Munich was the cradle of Nazism and it got the hell bombed out of it, but you'd never know it now. They put the old center back the way it was, so it looks medieval and pretty, probably even nicer than if it hadn't been bombed and had just been kept up.
But the pedestrianized street just inside the gate looks all modern, and it was flocking and surging with happy crowds of people, and lit up with big signs. I couldn't decide which of Bavaria's exotic wonders to explore first -- T.J. Maxx? Urban Outfitters? Crabtree & Evelyn? Foot Locker? Maybe the McDonalds has McSpätzle! Nah. I skipped all that stuff.
Instead, I walked around. It's a great walking city - lots to gawk at and read about. You could spend hours just sitting and figuring out the 17th- and 18th-century epitaphs built into the sides of the old churches. Here's a poor infantry general who fell on the field in 1709, in the War of the Spanish Succession, poor guy. Only 57 years old. I wonder if his side won.

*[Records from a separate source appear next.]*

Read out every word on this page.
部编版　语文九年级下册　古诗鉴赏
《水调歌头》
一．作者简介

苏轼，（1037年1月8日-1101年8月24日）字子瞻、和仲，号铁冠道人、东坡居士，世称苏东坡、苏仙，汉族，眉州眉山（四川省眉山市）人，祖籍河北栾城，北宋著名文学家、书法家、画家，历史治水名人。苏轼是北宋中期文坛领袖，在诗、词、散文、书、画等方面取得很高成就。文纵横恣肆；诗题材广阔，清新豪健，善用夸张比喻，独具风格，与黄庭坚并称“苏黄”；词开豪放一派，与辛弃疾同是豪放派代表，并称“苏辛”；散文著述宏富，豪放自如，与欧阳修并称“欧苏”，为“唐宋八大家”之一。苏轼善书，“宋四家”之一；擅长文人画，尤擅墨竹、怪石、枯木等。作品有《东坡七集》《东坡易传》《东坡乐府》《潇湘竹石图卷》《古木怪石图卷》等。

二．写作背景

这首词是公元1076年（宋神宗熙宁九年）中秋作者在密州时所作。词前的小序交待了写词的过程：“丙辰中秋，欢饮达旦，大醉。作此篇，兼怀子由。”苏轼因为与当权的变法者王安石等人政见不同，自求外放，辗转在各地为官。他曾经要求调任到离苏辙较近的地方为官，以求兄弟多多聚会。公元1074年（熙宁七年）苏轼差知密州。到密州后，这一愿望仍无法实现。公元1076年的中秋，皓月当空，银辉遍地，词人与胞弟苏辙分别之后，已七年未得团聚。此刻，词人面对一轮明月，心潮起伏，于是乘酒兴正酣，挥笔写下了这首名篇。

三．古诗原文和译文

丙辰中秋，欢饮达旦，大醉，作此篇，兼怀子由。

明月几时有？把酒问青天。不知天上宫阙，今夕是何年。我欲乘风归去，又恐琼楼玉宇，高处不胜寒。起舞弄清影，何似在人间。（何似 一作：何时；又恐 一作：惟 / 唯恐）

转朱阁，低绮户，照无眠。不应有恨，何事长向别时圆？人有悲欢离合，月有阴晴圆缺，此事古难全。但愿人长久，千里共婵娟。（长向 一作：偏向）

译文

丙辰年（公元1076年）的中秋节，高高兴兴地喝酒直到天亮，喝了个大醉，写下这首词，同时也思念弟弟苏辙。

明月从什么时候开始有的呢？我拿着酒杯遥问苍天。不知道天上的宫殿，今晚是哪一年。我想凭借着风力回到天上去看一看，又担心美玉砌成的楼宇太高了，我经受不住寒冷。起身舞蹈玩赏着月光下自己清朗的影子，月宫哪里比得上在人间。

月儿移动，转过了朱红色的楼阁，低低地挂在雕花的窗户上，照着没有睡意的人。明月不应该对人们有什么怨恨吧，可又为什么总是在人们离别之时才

It's Sunday, so after seeing the big museum I'll try to go to the evening service at the Frauenkirche and listen to the choirs and the brass concert.
A random thing I noticed: 24 out of 25 Germans will stand at a pedestrian crossing waiting for the signal to turn green, even if you can see for a long way in both directions and no traffic could possibly come for a while. They talk to one another or stare gormlessly into the middle distance, waiting for the little green man to light up.